BREVEMENTE...
Todos os homens a bordo têm múltiplas funções. Emanuel Canada, não só pesca, como é também o maquinista do atuneiro. Entre todas as suas responsabilidades, cabe-lhe zelar para que os porões se mantenham à temperatura ideal para a conservação do peixe, evitando que este perca frescura e valor.
Na rota das grandes manchas
Pesca sustentável nos Açores
Num ano infeliz (2016) para os atuneiros que operam no arquipélago dos Açores, tivemos acesso ao quotidiano da traineira mais bem sucedida. Documentámos ali a relação ancestral entre as velhas artes de pesca e um animal extraordinário.
Passaram quase dois meses desde a largada da traineira Mestre Soares de Vila do Porto, em Santa Maria. Foram dois meses de teste à paciência dos 11 pescadores a bordo, concentrados como sardinhas em lata nesta traineira de 16,2 metros. O navio é exíguo – um sussurro à proa ouve-se na popa. Mas o pior é a espera.
Este é um jogo de persistência e cansaço. De noite, o mestre Romão Rosário faz cálculos mentais de tudo o que já se gastou e de como as despesas superam largamente os rendimentos. Se a contabilidade da operação fosse uma balança, o prato das despesas pesaria como pedras. Durante sessenta dias, a rotina da traineira que escolhemos para documentar a safra de pesca de 2016 foi sempre a mesma: os valores de captura eram tão baixos que o rendimento mensal por pescador não ultrapassou 40 euros.
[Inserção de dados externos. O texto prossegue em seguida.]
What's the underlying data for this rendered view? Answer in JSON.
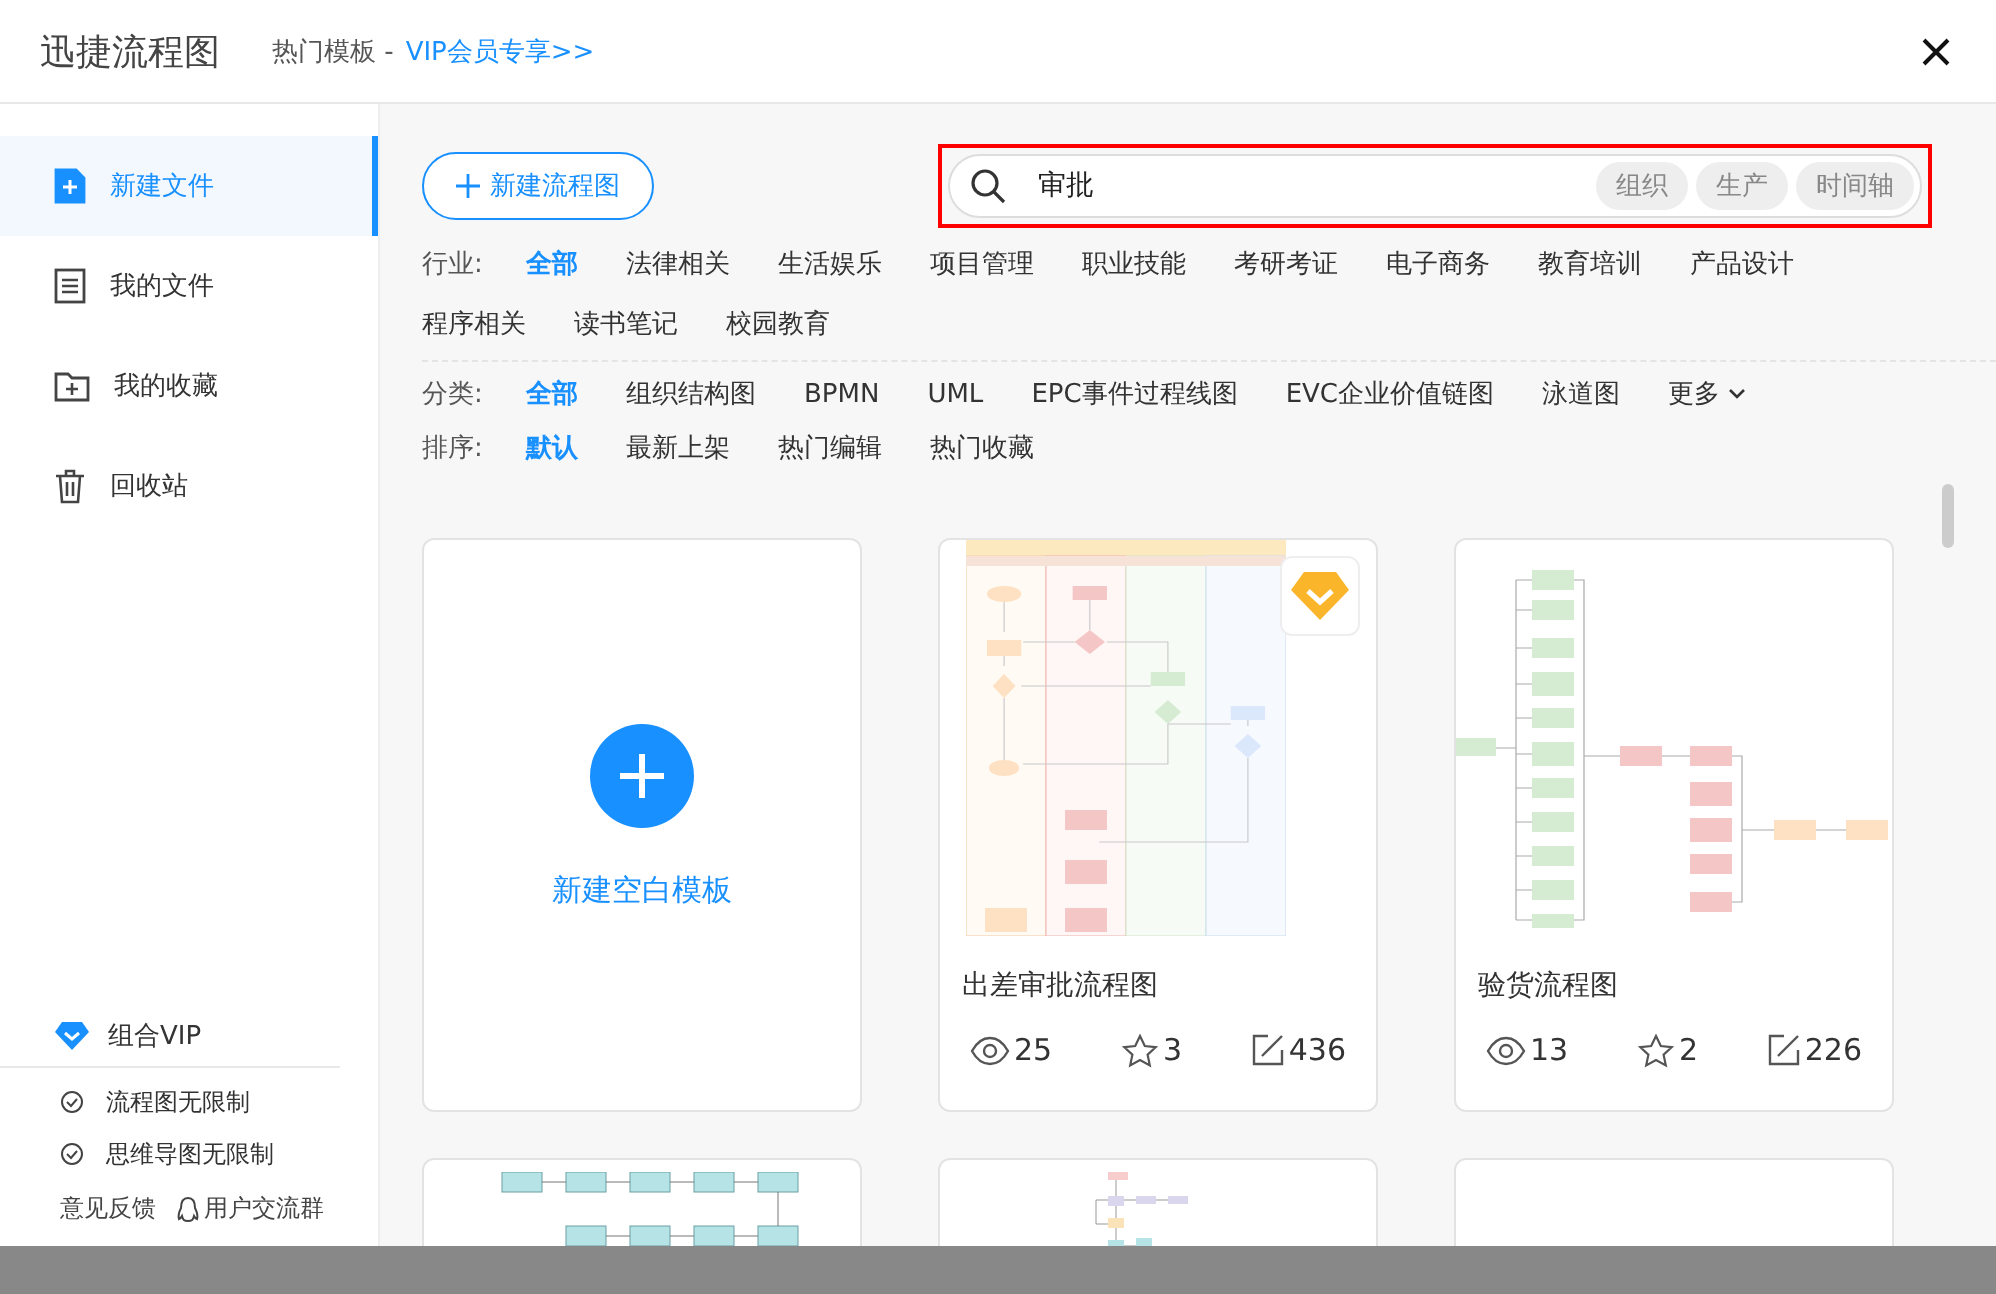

Em contrapartida, o combustível e os mantimentos são consumidos com ou sem proveitos de pesca.
Um atuneiro como o Mestre Soares consome em média 50 litros por hora – 40 litros advêm do esforço de propulsão e 10 litros são consumidos pelo gerador que alimenta a energia eléctrica da embarcação, incluindo a água que circula nos tanques do isco vivo. Em média, o Mestre Soares varre diariamente os mares dos Açores durante cerca de doze horas à procura de vestígios dos grandes cardumes. No fim de cada dia, queimou 600 litros de gasóleo que, embora subsidiado e comprado a um preço consideravelmente mais baixo, não ajudam as contas do armador, caso a viagem não resulte numa captura bem sucedida.
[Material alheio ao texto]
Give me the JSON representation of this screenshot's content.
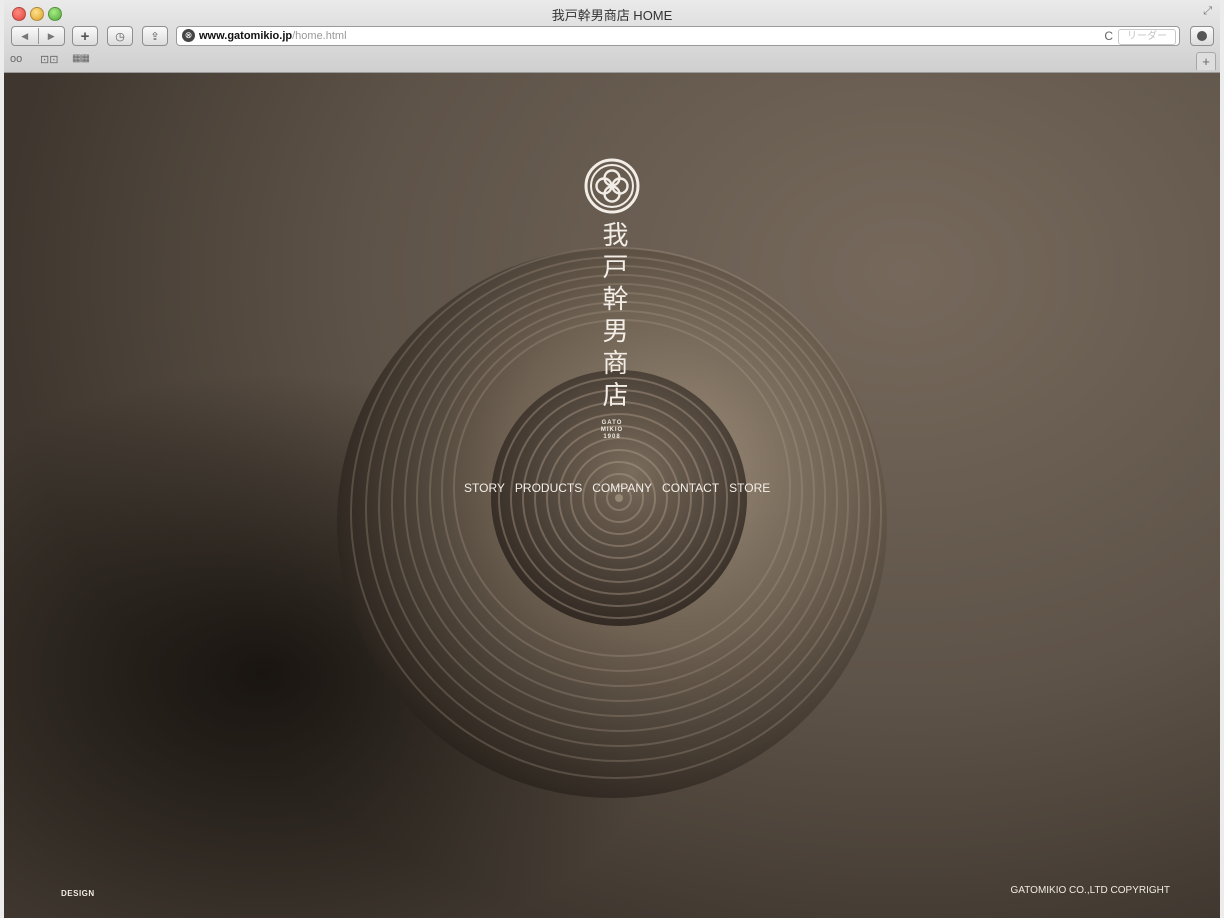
{
  "window": {
    "title": "我戸幹男商店 HOME"
  },
  "toolbar": {
    "back_icon": "◀",
    "forward_icon": "▶",
    "add_icon": "+",
    "history_icon": "◷",
    "share_icon": "⇪",
    "reload_icon": "C",
    "reader_label": "リーダー",
    "site_icon": "⊗"
  },
  "address": {
    "host": "www.gatomikio.jp",
    "path": "/home.html"
  },
  "bookmarks_bar": {
    "reading_list_icon": "oo",
    "bookmarks_icon": "⊡⊡",
    "top_sites_icon": "▦▦"
  },
  "page": {
    "brand_name": "我戸幹男商店",
    "brand_sub": [
      "GATO",
      "MIKIO",
      "1908"
    ],
    "nav": [
      "STORY",
      "PRODUCTS",
      "COMPANY",
      "CONTACT",
      "STORE"
    ],
    "footer_left": "DESIGN",
    "footer_right": "GATOMIKIO CO.,LTD COPYRIGHT"
  },
  "colors": {
    "background": "#5e5348",
    "bowl": "#6a5c4e",
    "text": "#f2ede6"
  }
}
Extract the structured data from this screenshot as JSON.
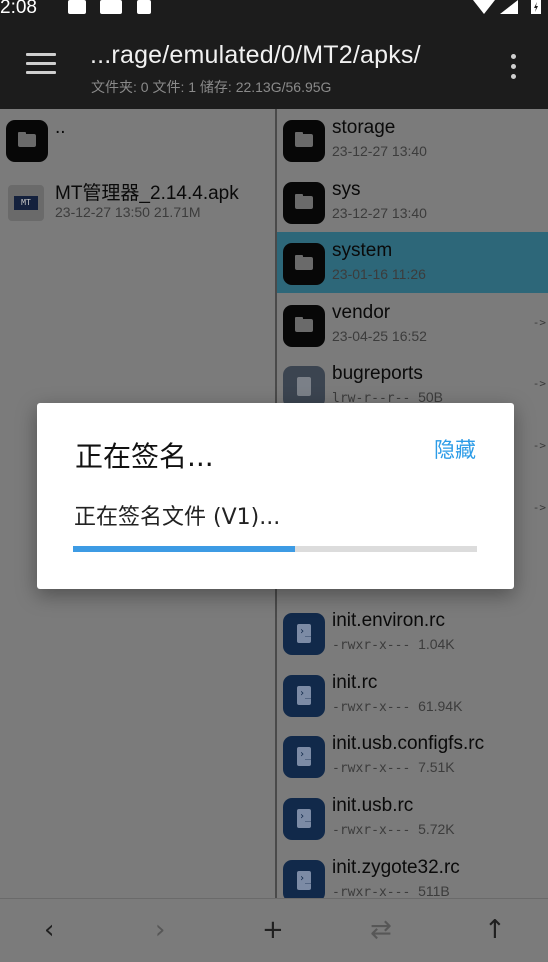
{
  "status_bar": {
    "time": "2:08",
    "icons_left": [
      "image-icon",
      "mt-app-icon",
      "a-text-icon"
    ],
    "icons_right": [
      "wifi-icon",
      "signal-icon",
      "battery-icon"
    ]
  },
  "app_bar": {
    "path": "...rage/emulated/0/MT2/apks/",
    "summary": "文件夹: 0  文件: 1  储存: 22.13G/56.95G"
  },
  "left_pane": {
    "items": [
      {
        "name": "..",
        "meta": "",
        "icon": "folder-icon"
      },
      {
        "name": "MT管理器_2.14.4.apk",
        "meta": "23-12-27 13:50  21.71M",
        "icon": "apk-icon"
      }
    ]
  },
  "right_pane": {
    "items": [
      {
        "name": "storage",
        "meta": "23-12-27 13:40",
        "perm": "",
        "icon": "folder-icon",
        "selected": false,
        "arrow": ""
      },
      {
        "name": "sys",
        "meta": "23-12-27 13:40",
        "perm": "",
        "icon": "folder-icon",
        "selected": false,
        "arrow": ""
      },
      {
        "name": "system",
        "meta": "23-01-16 11:26",
        "perm": "",
        "icon": "folder-icon",
        "selected": true,
        "arrow": ""
      },
      {
        "name": "vendor",
        "meta": "23-04-25 16:52",
        "perm": "",
        "icon": "folder-icon",
        "selected": false,
        "arrow": "->"
      },
      {
        "name": "bugreports",
        "meta": "50B",
        "perm": "lrw-r--r--",
        "icon": "file-icon",
        "selected": false,
        "arrow": "->"
      },
      {
        "name": "",
        "meta": "",
        "perm": "",
        "icon": "",
        "selected": false,
        "arrow": "->"
      },
      {
        "name": "",
        "meta": "",
        "perm": "",
        "icon": "",
        "selected": false,
        "arrow": "->"
      },
      {
        "name": "",
        "meta": "",
        "perm": "",
        "icon": "",
        "selected": false,
        "arrow": ""
      },
      {
        "name": "init.environ.rc",
        "meta": "1.04K",
        "perm": "-rwxr-x---",
        "icon": "script-icon",
        "selected": false,
        "arrow": ""
      },
      {
        "name": "init.rc",
        "meta": "61.94K",
        "perm": "-rwxr-x---",
        "icon": "script-icon",
        "selected": false,
        "arrow": ""
      },
      {
        "name": "init.usb.configfs.rc",
        "meta": "7.51K",
        "perm": "-rwxr-x---",
        "icon": "script-icon",
        "selected": false,
        "arrow": ""
      },
      {
        "name": "init.usb.rc",
        "meta": "5.72K",
        "perm": "-rwxr-x---",
        "icon": "script-icon",
        "selected": false,
        "arrow": ""
      },
      {
        "name": "init.zygote32.rc",
        "meta": "511B",
        "perm": "-rwxr-x---",
        "icon": "script-icon",
        "selected": false,
        "arrow": ""
      }
    ]
  },
  "dialog": {
    "title": "正在签名...",
    "hide_label": "隐藏",
    "message": "正在签名文件 (V1)...",
    "progress": 0.55
  },
  "bottom_bar": {
    "back": "‹",
    "forward": "›",
    "add": "+",
    "swap": "⇄",
    "up": "↑"
  },
  "colors": {
    "accent": "#2c9ce7",
    "progress": "#3d9be4",
    "selected_row": "#2d6779"
  }
}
Por fim, a experiência de Romão falou mais alto. Perto da ilha Graciosa, a agitação das aves marinhas prenuncia o grande achado. Na ponte alta, é finalmente avistado o cardume. Romão navega na sua direcção em marcha lenta, permitindo que o peixe se reúna em torno da embarcação e faça desta o seu novo abrigo. A partir desse momento, a embarcação e o cardume coabitam numa espécie de simbiose temporária: o peixe abriga-se e alimenta-se por baixo da embarcação e esta, por seu lado, mantém um ritmo de pesca consistente, enchendo regularmente os porões.
Há um conhecimento antigo nesta relação, feita de regras, procedimentos e sustos. Como dois dançarinos de tango, o navio e a mancha rodopiam até o cardume se render temporariamente ao atuneiro. Ou, nas palavras mais exactas do mestre Romão, “a mancha tem de ser trabalhada” – um processo que durará até ao último dia em que o atuneiro permanecer sob a mancha.
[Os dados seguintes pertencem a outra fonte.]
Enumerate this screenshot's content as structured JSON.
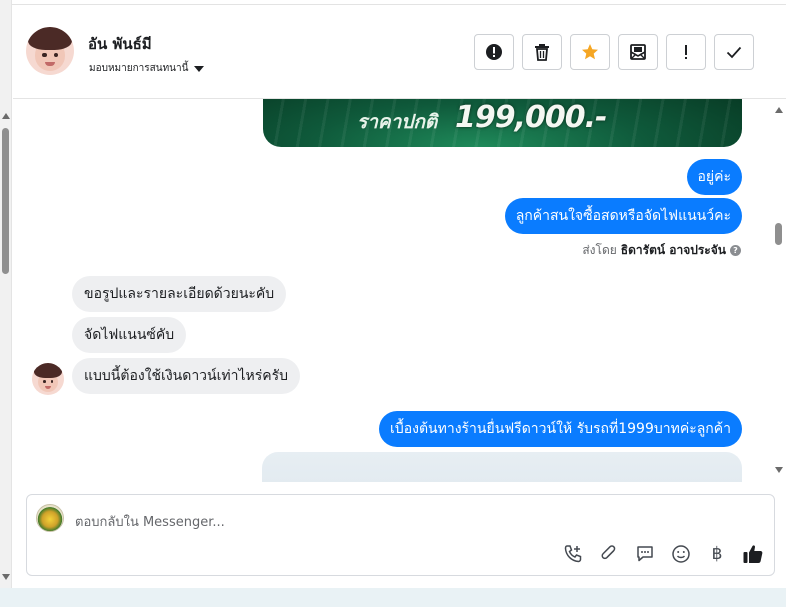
{
  "header": {
    "name": "อัน พันธ์มี",
    "assign_label": "มอบหมายการสนทนานี้",
    "actions": [
      {
        "name": "report-button",
        "icon": "exclamation-circle-icon"
      },
      {
        "name": "delete-button",
        "icon": "trash-icon"
      },
      {
        "name": "star-button",
        "icon": "star-icon"
      },
      {
        "name": "mark-unread-button",
        "icon": "envelope-icon"
      },
      {
        "name": "follow-up-button",
        "icon": "exclamation-icon"
      },
      {
        "name": "mark-done-button",
        "icon": "check-icon"
      }
    ]
  },
  "banner": {
    "label": "ราคาปกติ",
    "price": "199,000.-"
  },
  "messages": {
    "out_1": "อยู่ค่ะ",
    "out_2": "ลูกค้าสนใจซื้อสดหรือจัดไฟแนนว์คะ",
    "sent_by_prefix": "ส่งโดย",
    "sent_by_name": "ธิดารัตน์ อาจประจัน",
    "in_1": "ขอรูปและรายละเอียดด้วยนะคับ",
    "in_2": "จัดไฟแนนซ์คับ",
    "in_3": "แบบนี้ต้องใช้เงินดาวน์เท่าไหร่ครับ",
    "out_3": "เบื้องต้นทางร้านยื่นฟรีดาวน์ให้ รับรถที่1999บาทค่ะลูกค้า"
  },
  "composer": {
    "placeholder": "ตอบกลับใน Messenger...",
    "tools": [
      "call-add-icon",
      "paperclip-icon",
      "chat-bubble-icon",
      "emoji-icon",
      "baht-icon",
      "thumbs-up-icon"
    ],
    "baht_symbol": "฿"
  },
  "colors": {
    "outgoing_bubble": "#0a7cff",
    "incoming_bubble": "#eeeff1",
    "star": "#f5a623"
  }
}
Não há apenas o risco iminente de dispersão do cardume, obrigando a que a embarcação se afaste atempadamente de espécies ameaçadoras, como há sempre a possibilidade de avistar novos cardumes e fazer com estes se juntem ao cardume que já mora à sombra da embarcação. É um jogo de tensão que vou documentando, inserido numa velha narrativa reescrita desde que há pescadores. Em faina nada se comenta, nem se discutem os riscos: as tarefas são metodicamente desempenhadas, com palavras de ordem rápidas.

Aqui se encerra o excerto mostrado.